Localisation : Detroit, Michigan, USA

Année : 2022

I / Analyse Générale

Chose promise, chose due ! Après vous avoir proposé un tour d’horizon approfondi de la trajectoire et de l’existence de Quelle Chris mais aussi de sa discographie, il est grand temps à présent de nous pencher sur l’analyse du dernier opus de l’artiste, sorti en mai de cette année, Deathfame. Un album d’excellente facture, hautement inflammable et explosif, qui se décline en 14 pistes toutes aussi incandescentes qu’originales et éclectiques les unes les autres, et la production est aussi d’une qualité remarquable.

 

De manière générale, la première chose que l’on peut dire à propos de cet album, c’est qu’il est entièrement produit et composé par Quelle Chris, et cette précision est lourde de sens. Exceptés quelques rares sons sur lesquels il est accompagné à la production de son fidèle acolyte Chris Keys, avec qui il a déjà sorti deux projets (les très réussis Innocent Country 1 et 2), et le track « The Sky is Blue Because the Sunset is Red » sur lequel il est accompagné de Knxwledge à la prod’. Des mélodies recherchées, des textes profonds et percutants, on est sur un projet qui finira clairement au sein de mon top 5 de l’année 2022, et cela par sa dimension totale et complète, mais aussi grâce à sa cohérence musicale et philosophique : un projet hautement qualitatif, vous voilà prévenus ! 

Un projet d’un tel niveau d’exigence dans l’exécution, complètement dirigé par une seule et même personne, c’est assez rare pour être stipulé et même encensé, he has the beats and the lines m**** f**** !!!! Et les artistes en mesure de faire une telle prestation sont rares : RZA, Doom, Madlib, Fahim, EPMD, Joh,Wayne voilà les noms qui me viennent à l’esprit, qui performent autant sur les beats que sur l’écriture, capables de réaliser à eux seuls un album de A à Z, il y en a sincèrement peu qui soient aussi qualitatifs et complets que Quelle Chris

John Wayne
MF Doom
Madlib
Tha God Fahim
RZA

En Jamaïque, Chris serait catalogué comme « sing-jay », autrement dit un singer et deejay, terme plus adapté qui détermine un artiste à la fois chanteur à voix et toasteur, ou rappeur. Le Deejaying est un des ancêtres directs du rap, autant d’un point de vue stylistique qu’historique, avant-gardiste et précurseur du style Dancehall / Ragga, sans lequel le rap n’existerait tout bonnement pas dans sa forme actuelle.
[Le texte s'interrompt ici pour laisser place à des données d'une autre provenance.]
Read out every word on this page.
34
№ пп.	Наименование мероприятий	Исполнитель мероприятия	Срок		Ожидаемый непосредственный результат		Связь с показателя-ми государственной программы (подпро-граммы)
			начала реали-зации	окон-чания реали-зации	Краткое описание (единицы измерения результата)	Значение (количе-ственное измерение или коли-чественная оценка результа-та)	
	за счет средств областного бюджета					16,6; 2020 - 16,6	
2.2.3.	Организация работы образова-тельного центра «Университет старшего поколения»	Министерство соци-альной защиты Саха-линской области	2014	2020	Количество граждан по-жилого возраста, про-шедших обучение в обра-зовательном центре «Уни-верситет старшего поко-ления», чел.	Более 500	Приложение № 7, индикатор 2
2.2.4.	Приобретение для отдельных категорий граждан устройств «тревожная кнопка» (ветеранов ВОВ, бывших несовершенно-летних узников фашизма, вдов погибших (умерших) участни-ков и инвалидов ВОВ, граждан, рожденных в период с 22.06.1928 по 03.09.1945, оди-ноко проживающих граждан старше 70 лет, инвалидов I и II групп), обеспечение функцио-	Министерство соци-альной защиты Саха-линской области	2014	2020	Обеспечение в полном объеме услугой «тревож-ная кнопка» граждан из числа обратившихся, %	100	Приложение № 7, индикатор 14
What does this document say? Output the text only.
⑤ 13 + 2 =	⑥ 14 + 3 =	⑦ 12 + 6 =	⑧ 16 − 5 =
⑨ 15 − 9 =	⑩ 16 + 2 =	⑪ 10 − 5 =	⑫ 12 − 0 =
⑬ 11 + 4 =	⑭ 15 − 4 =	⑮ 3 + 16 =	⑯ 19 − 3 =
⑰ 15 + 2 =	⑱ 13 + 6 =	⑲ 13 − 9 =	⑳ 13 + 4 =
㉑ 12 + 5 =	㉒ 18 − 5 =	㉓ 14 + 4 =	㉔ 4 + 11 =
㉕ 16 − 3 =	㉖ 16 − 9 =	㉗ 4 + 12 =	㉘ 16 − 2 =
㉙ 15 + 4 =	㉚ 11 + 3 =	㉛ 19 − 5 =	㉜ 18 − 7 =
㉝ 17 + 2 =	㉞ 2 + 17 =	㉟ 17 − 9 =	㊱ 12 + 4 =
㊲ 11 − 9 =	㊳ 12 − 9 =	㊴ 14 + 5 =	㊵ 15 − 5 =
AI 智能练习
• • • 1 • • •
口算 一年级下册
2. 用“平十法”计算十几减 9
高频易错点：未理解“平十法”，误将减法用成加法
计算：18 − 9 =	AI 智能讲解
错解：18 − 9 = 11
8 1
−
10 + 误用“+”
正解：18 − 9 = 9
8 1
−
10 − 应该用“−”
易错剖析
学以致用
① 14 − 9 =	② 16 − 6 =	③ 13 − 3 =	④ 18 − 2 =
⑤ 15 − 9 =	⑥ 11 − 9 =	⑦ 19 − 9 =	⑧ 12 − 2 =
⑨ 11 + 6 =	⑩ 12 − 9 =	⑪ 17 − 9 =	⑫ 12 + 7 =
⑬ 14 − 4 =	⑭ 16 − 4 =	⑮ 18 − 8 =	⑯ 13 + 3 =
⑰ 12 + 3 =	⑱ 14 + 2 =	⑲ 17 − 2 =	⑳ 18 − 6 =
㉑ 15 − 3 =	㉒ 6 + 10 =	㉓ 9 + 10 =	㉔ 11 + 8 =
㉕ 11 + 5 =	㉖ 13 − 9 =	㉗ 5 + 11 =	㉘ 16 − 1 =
Cette dichotomie entre toast et chant offre à la fois une forme de complémentarité et un certain équilibre, opérant une sorte de ping-pong en termes d’émotions véhiculées. Le chant adoucissant la radicalité des thèmes abordés mais aussi du style rappé du deejaying.

 

En effet, les deejays toastent, et la nature scandée de leurs textes exprime tout le struggle, toute la misère et la souffrance des trench-towns de Kingston et la lutte pour la survie qui en découle. Et ainsi, les sing-jay vont concentrer cette dichotomie vocale entre radicalité et douceur, ce qui offre une large palette mélodieuse d’autant plus hétérogène que complémentaire. Et cette complémentarité va contribuer à adoucir toute la violence et la misère décrite dans les textes en véhiculant cette mélancolie de manière subtile. 

Le sing-jay concentrant à lui seul la capacité de rapper et de chanter, au même titre que Chris dans cet album, cette terminologie semble mieux rendre compte de la richesse et de la diversité de sa prestation vocale sur Deathfame. En effet, on note régulièrement de gros décalages entre le pessimisme exprimé et l’énergie véhiculée par le ton de la voix choisi, dans la même veine que le cultissime « The Message » des Furious 5. Ils y décrivent la cruauté du quotidien des quartiers sur une prod enjouée et en entonnant une forme de voix posée voire enjouée par moments (refrain) qui atténue grandement le choc des mots. 

Mais revenons-en à l’album, qui est un album éclectique autant d’un point de vue musical que vocal ou thématique. Et cette voix justement, on en parle ? La palette de tessitures est remarquable, et Quelle Chris en fait la démonstration tout au long du projet, se baladant d’une chanson à l’autre en passant d’une voix à une autre, le tout dans une aisance déconcertante. Parfois caverneuse, obscure, graveleuse, sombre as fuck, mais parfois aussi cinglante et déterminée, voire agressive, ou encore virevoltante et enchantée, la voix de Quelle Chris surprend par sa fluidité et sa variété, scandant ses textes comme on taille du bois à la serpe ou à la hache… Lourdeur à tous les étages my Peeps, memba’that !!!!  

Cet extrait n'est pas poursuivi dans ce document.